After three decades of hitching its wagon to global markets and becoming a giant export machine, China finds itself more dependent than ever on other countries. Its old-fashioned economic nationalism, which helped lift hundreds of millions from poverty, now does not work as well. Chinese media point to “a complicated global landscape.” China is being forced to take the interests of other countries into account.
In addition, its economic model badly needs reform, especially as its population ages, young people avoid factory jobs, and the world buys fewer Chinese goods. But vested interests, such as state-run enterprises, stand in the way. To overcome these barriers, reformers find they must cite outside pressure as justification for change, especially pressure from foreign investors.
Foreign loans to China, for example, have tripled over the past five years, but investors are demanding change. And in a major report last year, the World Bank laid out specific reforms for China – as a way to avoid a crisis for the country’s fading export-driven model.
Japan, which often faces a need for internal reform, has a word for this: gaiatsu, or the expedient use of foreign threats to persuade the domestic opponents of the need for change. Prime Minister Shinzo Abe, for example, is pushing reform on Japan’s long-protected rice farmers. To win, he cites a need for Japan to avoid embarrassment by going along with other countries in an American-led free-trade initiative called the Trans-Pacific Partnership. That pact would eliminate most if not all tariffs on imports.
European leaders, too, are using the start of talks with the United States to create a transatlantic free-trade zone as a reason to push reforms within the European Union. Many protected industries in Europe need reform to compete globally.
After China entered the World Trade Organization in 2001, its ability to follow China-centric policies has steadily ebbed. Now when the party’s Central Committee meets Nov. 9-12 for what is called the Third Plenary session of the current party congress, leaders are expected to endorse major reforms.

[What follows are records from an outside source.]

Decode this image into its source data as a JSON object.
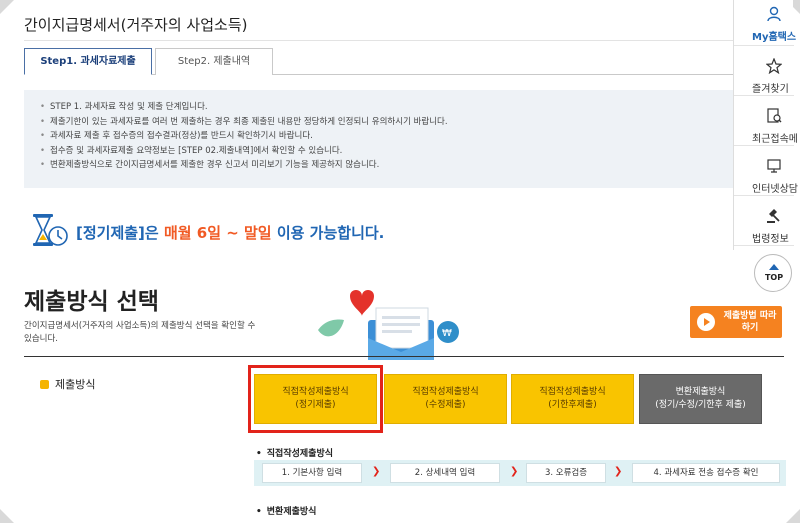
{
  "page": {
    "title": "간이지급명세서(거주자의 사업소득)"
  },
  "tabs": [
    {
      "label": "Step1. 과세자료제출",
      "active": true
    },
    {
      "label": "Step2. 제출내역",
      "active": false
    }
  ],
  "notice": {
    "items": [
      "STEP 1. 과세자료 작성 및 제출 단계입니다.",
      "제출기한이 있는 과세자료를 여러 번 제출하는 경우 최종 제출된 내용만 정당하게 인정되니 유의하시기 바랍니다.",
      "과세자료 제출 후 접수증의 접수결과(정상)를 반드시 확인하기시 바랍니다.",
      "접수증 및 과세자료제출 요약정보는 [STEP 02.제출내역]에서 확인할 수 있습니다.",
      "변환제출방식으로 간이지급명세서를 제출한 경우 신고서 미리보기 기능을 제공하지 않습니다."
    ]
  },
  "period": {
    "prefix": "[정기제출]은 ",
    "highlight": "매월 6일 ~ 말일",
    "suffix": " 이용 가능합니다."
  },
  "method": {
    "title": "제출방식 선택",
    "description": "간이지급명세서(거주자의 사업소득)의 제출방식 선택을 확인할 수 있습니다.",
    "video_label": "제출방법 따라하기",
    "sub_label": "제출방식",
    "options": [
      {
        "line1": "직접작성제출방식",
        "line2": "(정기제출)",
        "selected": true
      },
      {
        "line1": "직접작성제출방식",
        "line2": "(수정제출)",
        "selected": false
      },
      {
        "line1": "직접작성제출방식",
        "line2": "(기한후제출)",
        "selected": false
      },
      {
        "line1": "변환제출방식",
        "line2": "(정기/수정/기한후 제출)",
        "selected": false
      }
    ]
  },
  "flow": {
    "title": "직접작성제출방식",
    "steps": [
      "1. 기본사항 입력",
      "2. 상세내역 입력",
      "3. 오류검증",
      "4. 과세자료 전송 접수증 확인"
    ],
    "next_title": "변환제출방식"
  },
  "quick_menu": {
    "items": [
      {
        "label": "My홈택스",
        "icon": "user-icon"
      },
      {
        "label": "즐겨찾기",
        "icon": "star-icon"
      },
      {
        "label": "최근접속메",
        "icon": "recent-icon"
      },
      {
        "label": "인터넷상담",
        "icon": "monitor-icon"
      },
      {
        "label": "법령정보",
        "icon": "gavel-icon"
      }
    ],
    "top_label": "TOP"
  },
  "colors": {
    "accent_blue": "#2066b3",
    "highlight_orange": "#f15a24",
    "option_yellow": "#f9c400",
    "selection_red": "#e2231a"
  }
}
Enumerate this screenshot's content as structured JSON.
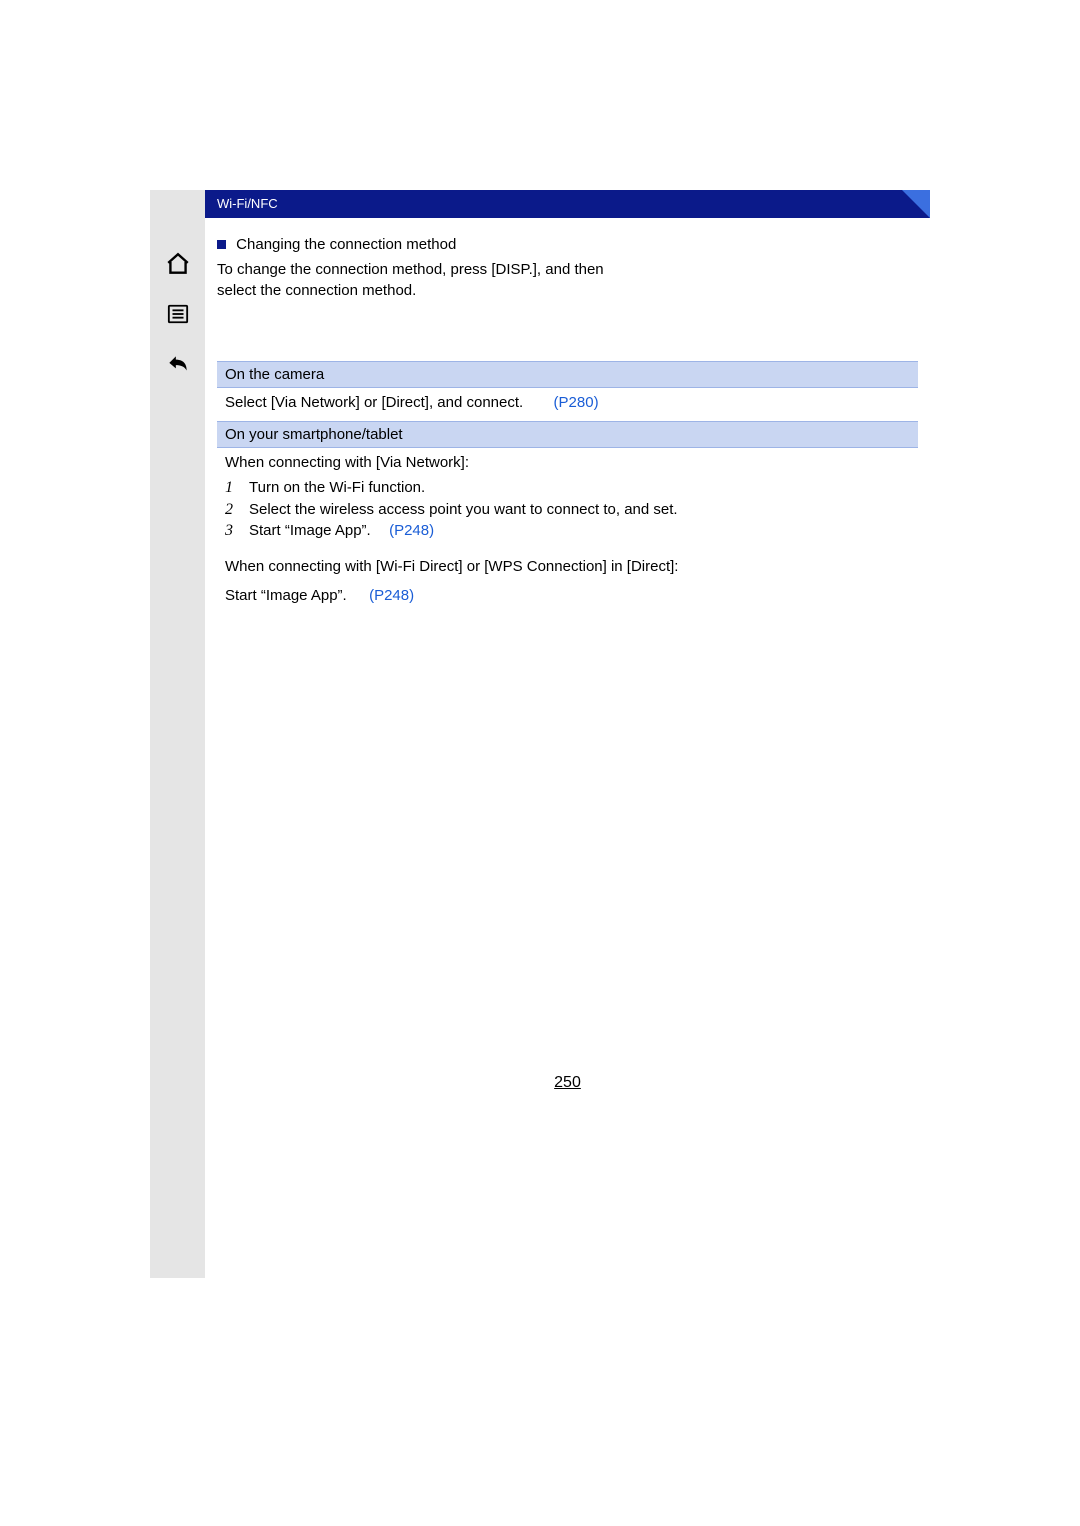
{
  "header": {
    "chapter": "Wi-Fi/NFC"
  },
  "section": {
    "title": "Changing the connection method",
    "description": "To change the connection method, press [DISP.], and then select the connection method."
  },
  "camera": {
    "heading": "On the camera",
    "text": "Select [Via Network] or [Direct], and connect.",
    "link": "(P280)"
  },
  "smartphone": {
    "heading": "On your smartphone/tablet",
    "via_network_label": "When connecting with [Via Network]:",
    "steps": [
      {
        "n": "1",
        "text": "Turn on the Wi-Fi function."
      },
      {
        "n": "2",
        "text": "Select the wireless access point you want to connect to, and set."
      },
      {
        "n": "3",
        "text": "Start “Image App”.",
        "link": "(P248)"
      }
    ],
    "direct_label": "When connecting with [Wi-Fi Direct] or [WPS Connection] in [Direct]:",
    "direct_text": "Start “Image App”.",
    "direct_link": "(P248)"
  },
  "page_number": "250"
}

Twice before, in the 1993 and 2003 Third Plenary sessions, Chinese leaders failed to achieve major reforms on an economic model adopted in 1978 by then-leader Deng Xiaoping. This time, they have strong reasons, both at home and abroad, to adopt reforms and adjust to a slowing and changing globalized economy. China must act in ways that it expects other countries to act toward it. Golden-rule economics have long lifted all nations.